I published an ASP.NET web app to Azure, but I’m not getting the sign-in screen.
I’m able to call the API and retrieve data when I set the Restrict access option to Allow unauthenticated access. I have followed this guide: https://learn.microsoft.com/en-us/azure/app-service/scenario-secure-app-authentication-app-service?tabs=workforce-configuration#dnl-note which states "You should be directed to a secured sign-in page, verifying that unauthenticated users aren’t allowed access to the site." In my case this sign-in page is never shown, instead I just see a blank page with the text "You do not have permission to view this directory or page."
Am I missing or forgetting something?
Minimal reproducible example
Create Web app
- Open Visual Studio and then select Create a new project.
- In Create a new project, find, and select ASP.NET Core Web API, then select Next.
- In Configure your new project, name the application WebAppApi, and then select Next.
- Additional information: Framework: .NET 8.0, Authentication type: None, Configure for HTTPS, Do not use top-level statements, Use controllers
- Select Create.
- Run the application
- The browser should now display some data retrieved through the web app.
Create Azure Web App
- Go to Azure portal
- Go to Web Services
- Select Create Web App
- Name the Web App "WebAppApi".
- Use the settings: runtime stack: .NET 8, Pricing plan: Free F1
- Enable basic authentication
- Use default settings otherwise and create.
- After deployment, go to Download publish profile
Publish web app
- Right click the project -> Publish
- Import the downloaded publish profile
- Press publish
- Now you can go to the Default domain link in the overview page of the web app and add "/weatherforecast", you should see the same data as running it in Visual Studio
This works great, except that anyone can access this API. I would like to use Microsoft Authentication to restrict access to just the users within my organization.

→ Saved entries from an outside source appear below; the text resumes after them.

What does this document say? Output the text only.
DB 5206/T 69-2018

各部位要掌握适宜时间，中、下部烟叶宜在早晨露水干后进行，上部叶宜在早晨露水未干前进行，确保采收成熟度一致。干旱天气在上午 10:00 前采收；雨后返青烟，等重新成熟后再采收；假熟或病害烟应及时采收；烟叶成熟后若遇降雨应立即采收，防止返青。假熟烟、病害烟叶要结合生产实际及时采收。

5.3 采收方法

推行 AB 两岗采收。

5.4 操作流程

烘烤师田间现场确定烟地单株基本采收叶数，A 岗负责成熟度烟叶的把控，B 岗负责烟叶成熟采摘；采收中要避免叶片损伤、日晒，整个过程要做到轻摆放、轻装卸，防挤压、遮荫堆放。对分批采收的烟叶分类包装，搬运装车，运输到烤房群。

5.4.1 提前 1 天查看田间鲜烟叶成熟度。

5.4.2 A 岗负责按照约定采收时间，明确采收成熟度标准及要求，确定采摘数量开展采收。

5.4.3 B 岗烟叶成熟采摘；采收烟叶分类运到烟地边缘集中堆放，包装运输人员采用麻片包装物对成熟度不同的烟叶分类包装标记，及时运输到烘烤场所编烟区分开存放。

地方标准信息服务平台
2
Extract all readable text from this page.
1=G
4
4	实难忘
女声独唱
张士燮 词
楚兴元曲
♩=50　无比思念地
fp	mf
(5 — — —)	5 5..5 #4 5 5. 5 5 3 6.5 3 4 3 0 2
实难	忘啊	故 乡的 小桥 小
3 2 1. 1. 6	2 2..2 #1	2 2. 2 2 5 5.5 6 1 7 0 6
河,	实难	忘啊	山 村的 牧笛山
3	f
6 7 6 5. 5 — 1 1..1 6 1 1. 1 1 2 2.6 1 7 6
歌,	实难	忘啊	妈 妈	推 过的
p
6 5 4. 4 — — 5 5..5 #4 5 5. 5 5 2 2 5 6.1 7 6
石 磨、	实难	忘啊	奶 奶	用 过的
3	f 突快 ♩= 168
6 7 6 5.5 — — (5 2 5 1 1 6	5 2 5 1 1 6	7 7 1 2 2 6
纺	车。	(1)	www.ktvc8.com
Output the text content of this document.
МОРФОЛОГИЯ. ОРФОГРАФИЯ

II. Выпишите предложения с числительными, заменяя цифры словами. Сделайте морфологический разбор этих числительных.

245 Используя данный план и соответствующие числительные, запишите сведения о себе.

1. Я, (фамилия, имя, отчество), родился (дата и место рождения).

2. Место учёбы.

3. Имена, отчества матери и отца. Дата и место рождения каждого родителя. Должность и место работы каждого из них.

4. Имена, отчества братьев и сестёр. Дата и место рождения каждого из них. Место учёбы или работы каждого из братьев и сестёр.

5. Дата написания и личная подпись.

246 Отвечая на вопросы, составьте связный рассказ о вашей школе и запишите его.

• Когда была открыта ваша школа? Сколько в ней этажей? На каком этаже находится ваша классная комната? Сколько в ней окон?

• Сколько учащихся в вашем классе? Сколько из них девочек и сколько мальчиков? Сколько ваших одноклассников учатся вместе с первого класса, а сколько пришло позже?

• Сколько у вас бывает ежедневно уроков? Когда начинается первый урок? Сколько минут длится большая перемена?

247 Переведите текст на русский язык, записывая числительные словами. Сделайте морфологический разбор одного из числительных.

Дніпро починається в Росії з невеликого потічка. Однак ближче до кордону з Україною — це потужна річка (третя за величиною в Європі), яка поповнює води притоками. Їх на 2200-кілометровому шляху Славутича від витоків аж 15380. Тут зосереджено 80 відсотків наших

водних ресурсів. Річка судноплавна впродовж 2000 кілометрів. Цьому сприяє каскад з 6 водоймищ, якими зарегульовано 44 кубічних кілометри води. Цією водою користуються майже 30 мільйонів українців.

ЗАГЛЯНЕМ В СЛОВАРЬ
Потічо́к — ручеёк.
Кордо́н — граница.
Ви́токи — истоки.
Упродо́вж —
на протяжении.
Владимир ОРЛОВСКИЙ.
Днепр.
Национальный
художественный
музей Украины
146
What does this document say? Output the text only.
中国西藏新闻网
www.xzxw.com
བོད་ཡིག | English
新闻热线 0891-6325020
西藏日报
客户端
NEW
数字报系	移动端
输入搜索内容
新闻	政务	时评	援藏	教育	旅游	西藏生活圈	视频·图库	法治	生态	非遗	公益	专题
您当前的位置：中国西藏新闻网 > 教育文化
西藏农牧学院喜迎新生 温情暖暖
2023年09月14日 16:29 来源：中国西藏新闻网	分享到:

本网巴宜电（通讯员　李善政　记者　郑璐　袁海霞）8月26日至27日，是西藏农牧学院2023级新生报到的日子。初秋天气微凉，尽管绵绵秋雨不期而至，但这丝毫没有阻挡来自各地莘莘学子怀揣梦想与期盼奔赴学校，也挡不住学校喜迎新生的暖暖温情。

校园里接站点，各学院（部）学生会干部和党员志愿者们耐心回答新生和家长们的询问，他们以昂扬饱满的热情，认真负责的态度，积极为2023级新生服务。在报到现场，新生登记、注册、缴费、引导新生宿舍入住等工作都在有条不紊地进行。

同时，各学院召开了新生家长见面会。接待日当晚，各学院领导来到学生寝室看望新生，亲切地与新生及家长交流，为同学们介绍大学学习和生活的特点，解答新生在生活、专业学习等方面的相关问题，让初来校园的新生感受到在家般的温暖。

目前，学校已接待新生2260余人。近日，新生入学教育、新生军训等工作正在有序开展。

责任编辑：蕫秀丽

Add app authentication to your web app running on Azure App Service
- In the Azure Web App go to Settings – Authentication
- Add identity provider
- Select Microsoft
- Select Workforce configuration
- Select Create new app registration
- Name: WebAppApi
- Account type: Current tenant
- Allow requests only from this application itself
- Allow requests from any identity
- Allow requests only from the issuer tenant
- Require authentication
- HTTP 401 Unauthorized: recommended for APIs
- Check Token store box
- Select Add
Verify access
- Go to the Default domain link in the overview page of the web app and add "/weatherforecast" (same as before)
- You will see a message "You do not have permission to view this directory or page." instead of a sign-in page as the guide mentioned
Update
I’m able to get the sign in page by adding the following code to a desktop client application calling the API:
IPublicClientApplication publicClientApplication = PublicClientApplicationBuilder.Create(<client-app-registration-id>)
.WithAuthority(AzureCloudInstance.AzurePublic, <tenant-id>)
.WithRedirectUri("http://localhost")
.Build();
string[] scopes = [<registered-scope>];
AuthenticationResult result = await publicClientApplication.AcquireTokenInteractive(scopes).ExecuteAsync();
string accessToken = result.AccessToken;
using HttpClient client = new HttpClient();
client.DefaultRequestHeaders.Authorization = new AuthenticationHeaderValue("Bearer", accessToken);
HttpResponseMessage response = await client.GetAsync(<api-address>);
I created a new app registration for a desktop client which has a permission for a scope defined by the WebAppApi registration.
I checked the token I received and the aud, iss and appid seem correct. Still the HttpResponseMessage is StatusCode: 401, ReasonPhrase: ‘Unauthorized’.
2
Answers
I got the authentication working. Thanks to Shiraz Bhaiji's answer I started looking into the token sent by the client. I started implementing my own AuthenticationHandler on the server side to see what was going on. I think one of the issues was that the authentication issuer wasn't matching: the server was expecting login.microsoftonline.com, but the client was sending sts.windows.net.
After some googling I found a fix by changing requestedAccessTokenVersion from "null" to "2" in the App Registration manifest on Azure.
You do not get a sign in page when you have an API project.
The API expects that authentication information is sent in the HTTP header when you make the call.